Consider this code example:

char c = 0xff;
char mask = 0xfe;
switch ((unsigned)(c & mask)) {
case -2: /* do task 1 */ break;
default:   /* do task 2 */
}

Let us assume that CHAR_BIT = 8 and the implementation defined assignment to c and mask is via interpretation of the bit patterns: 11111111 and 11111110, and negative zeros are allowed. The behaviour of this code is therefore:

if char is signed and implementation uses 2's complement, c = -1, mask = -2, c & mask = -2, (unsigned)(c & mask) = UINT_MAX - 1.

if char is signed and implementation uses 1's complement, c = 0, mask = -1, c & mask = 0, (unsigned)(c & mask) = 0. c is zero and not negative zero because C does not allow creation of negative zero via an assignment.

if char is signed and implementation uses signed magnitude, c = -127, mask = -126, c & mask = -126, (unsigned)(c & mask) = UINT_MAX - 125

if char is unsigned c = 255, mask = 254, c & mask = 254, (unsigned)(c & mask) = 254

The case constant -2 is converted to the same type as the controlling expression, so the value is UINT_MAX - 1. Hence it would only match if char is signed and implementation uses 2's complement.

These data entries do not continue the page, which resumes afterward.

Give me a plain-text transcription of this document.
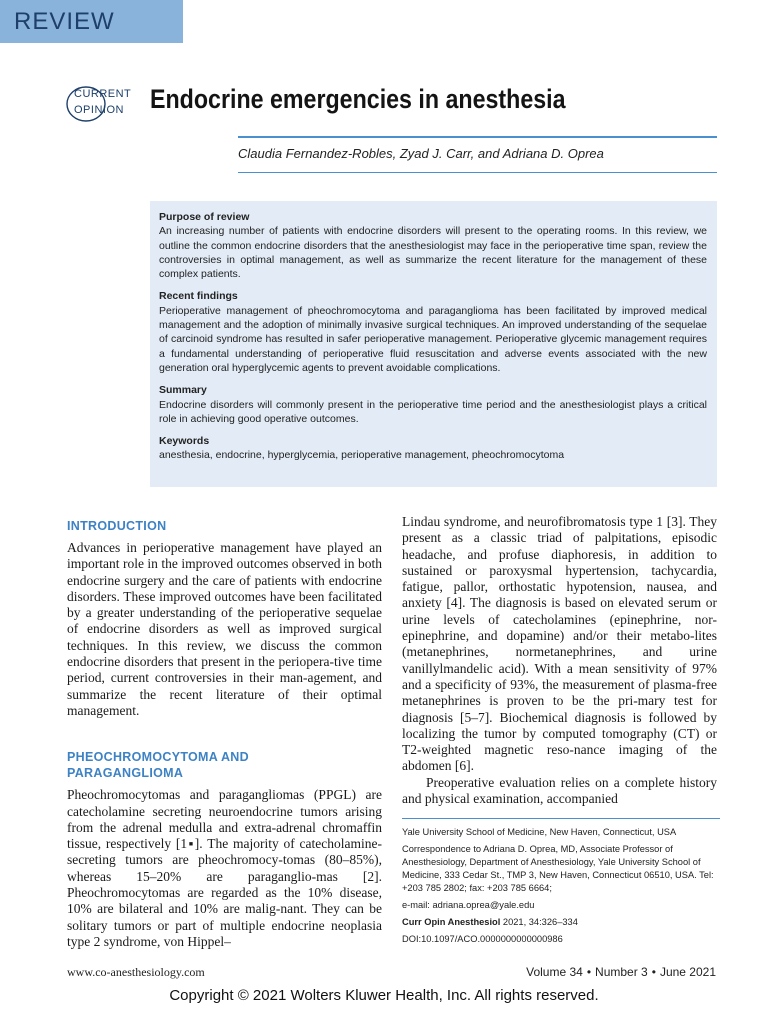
REVIEW
CURRENT
OPINION Endocrine emergencies in anesthesia
Claudia Fernandez-Robles, Zyad J. Carr, and Adriana D. Oprea
Purpose of review

An increasing number of patients with endocrine disorders will present to the operating rooms. In this review, we outline the common endocrine disorders that the anesthesiologist may face in the perioperative time span, review the controversies in optimal management, as well as summarize the recent literature for the management of these complex patients.

Recent findings

Perioperative management of pheochromocytoma and paraganglioma has been facilitated by improved medical management and the adoption of minimally invasive surgical techniques. An improved understanding of the sequelae of carcinoid syndrome has resulted in safer perioperative management. Perioperative glycemic management requires a fundamental understanding of perioperative fluid resuscitation and adverse events associated with the new generation oral hyperglycemic agents to prevent avoidable complications.

Summary

Endocrine disorders will commonly present in the perioperative time period and the anesthesiologist plays a critical role in achieving good operative outcomes.

Keywords

anesthesia, endocrine, hyperglycemia, perioperative management, pheochromocytoma

INTRODUCTION

Advances in perioperative management have played an important role in the improved outcomes observed in both endocrine surgery and the care of patients with endocrine disorders. These improved outcomes have been facilitated by a greater understanding of the perioperative sequelae of endocrine disorders as well as improved surgical techniques. In this review, we discuss the common endocrine disorders that present in the periopera-tive time period, current controversies in their man-agement, and summarize the recent literature of their optimal management.

PHEOCHROMOCYTOMA AND
PARAGANGLIOMA

Pheochromocytomas and paragangliomas (PPGL) are catecholamine secreting neuroendocrine tumors arising from the adrenal medulla and extra-adrenal chromaffin tissue, respectively [1▪]. The majority of catecholamine-secreting tumors are pheochromocy-tomas (80–85%), whereas 15–20% are paraganglio-mas [2]. Pheochromocytomas are regarded as the 10% disease, 10% are bilateral and 10% are malig-nant. They can be solitary tumors or part of multiple endocrine neoplasia type 2 syndrome, von Hippel–

Lindau syndrome, and neurofibromatosis type 1 [3]. They present as a classic triad of palpitations, episodic headache, and profuse diaphoresis, in addition to sustained or paroxysmal hypertension, tachycardia, fatigue, pallor, orthostatic hypotension, nausea, and anxiety [4]. The diagnosis is based on elevated serum or urine levels of catecholamines (epinephrine, nor-epinephrine, and dopamine) and/or their metabo-lites (metanephrines, normetanephrines, and urine vanillylmandelic acid). With a mean sensitivity of 97% and a specificity of 93%, the measurement of plasma-free metanephrines is proven to be the pri-mary test for diagnosis [5–7]. Biochemical diagnosis is followed by localizing the tumor by computed tomography (CT) or T2-weighted magnetic reso-nance imaging of the abdomen [6].

Preoperative evaluation relies on a complete history and physical examination, accompanied

Yale University School of Medicine, New Haven, Connecticut, USA

Correspondence to Adriana D. Oprea, MD, Associate Professor of Anesthesiology, Department of Anesthesiology, Yale University School of Medicine, 333 Cedar St., TMP 3, New Haven, Connecticut 06510, USA. Tel: +203 785 2802; fax: +203 785 6664;

e-mail: adriana.oprea@yale.edu

Curr Opin Anesthesiol 2021, 34:326–334

DOI:10.1097/ACO.0000000000000986

www.co-anesthesiology.com	Volume 34 • Number 3 • June 2021
Copyright © 2021 Wolters Kluwer Health, Inc. All rights reserved.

Is this correct according to the C standard or are there additional assumptions that needs to be added?

Answer 1

Is this correct according to the C standard

Not really. If char is signed and 8-bit (ie. CHAR_MAX is less than 255), then the line

char c = 0xff;

is implementation-defined. It might do what you say, but it might not.

The C standard 6.3.1.3:

Otherwise, the new type is signed and the value cannot be represented in it; either the result is implementation-defined or an implementation-defined signal is raised.